Beste Beziehungen hat Stutz nicht nur zu Borchert, sondern auch zu Alexander Hardt. Auf seinem Instagram-Account hat der langjährige Mitstreiter von Borchert in der rechtsextremen Szene und im Bandidos-Spektrum im Oktober ein Video veröffentlicht. Im Vorspann des Clips spricht er ausdrücklich Personen an, die das „Famous Tattoo & Lifestyle Studio“ kritisieren. Eine kurze Geste mit deutlicher Botschaft folgte: Die rechte Hand auf Kopfhöhe gehalten, lässt Hardt ein imaginäres Messer aufklappen, runter zum Hals wandern, um dort eine schnelle Schnittbewegung zu vollziehen.
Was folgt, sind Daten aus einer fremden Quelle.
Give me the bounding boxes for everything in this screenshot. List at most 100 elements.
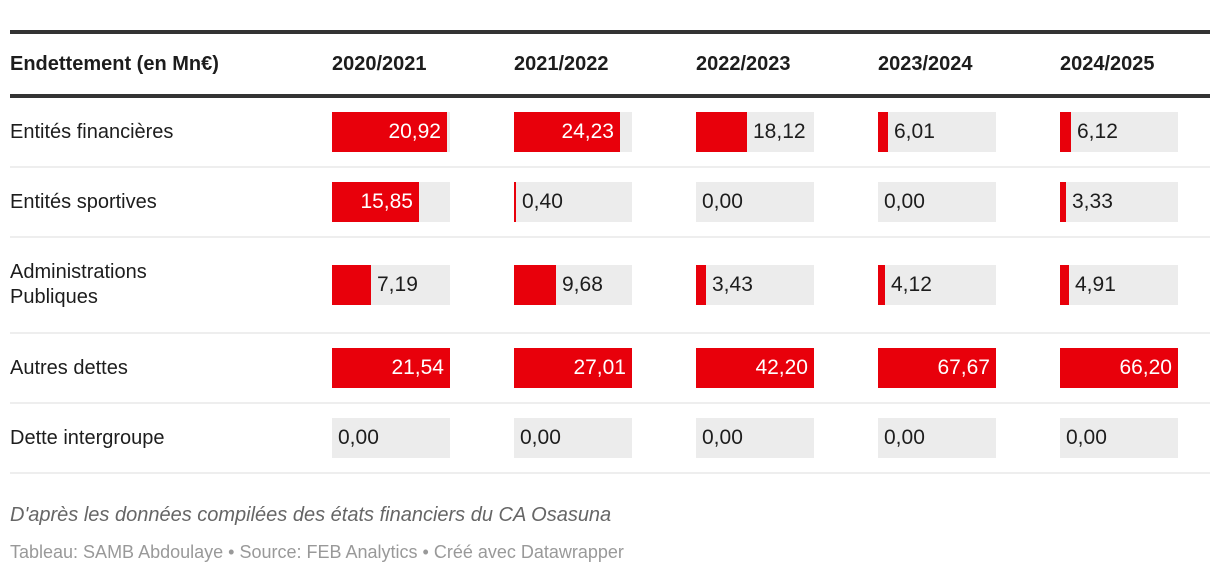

Das Video haben die Aktivisten der Kampagne „Kein Fame für Famous“ der Polizei übergeben.
Bedauern beim Management des Einkaufszentrums
Auf Facebook stellen die Betreiber des Tattoo-Studios auch den Angriff ganz anders dar: Stutz sei nicht der Täter, sondern das Opfer. Vor einem „hinterhältigen Angriff“ habe er sich mit zwei Schlägen wehren müssen, wobei er leicht verletzt worden sei. In dem Post wird der vermeintliche Angreifer mit vollem Namen, Spitznamen und Arbeitsstelle genannt. Diese Stellungnahme überrascht, denn in der Rocker-Szene gilt es als No-Go, sich in der Öffentlichkeit zu erklären, es verstößt gegen den Ehrenkodex.
Dass die Männer, die aneinandergerieten, sich kennen, läge daran, dass ihr Freund mal in der Rocker-Szene gewesen sei, sagt die Freundin des Angegriffenen. „Er ist seit zweieinhalb Jahren aber raus.“
In einer Stellungnahme zum Angriff betont Marcus Eggers vom Management der „Holsten Galerie“, „als Vermieter“ keinen Einfluss auf die Mieter zu haben. In einer weiteren Stellungnahme hebt Eggers jedoch hervor, dass das Management des Einkaufszentrums den Vorfall sehr ernst nehme und ausdrücklich bedauere.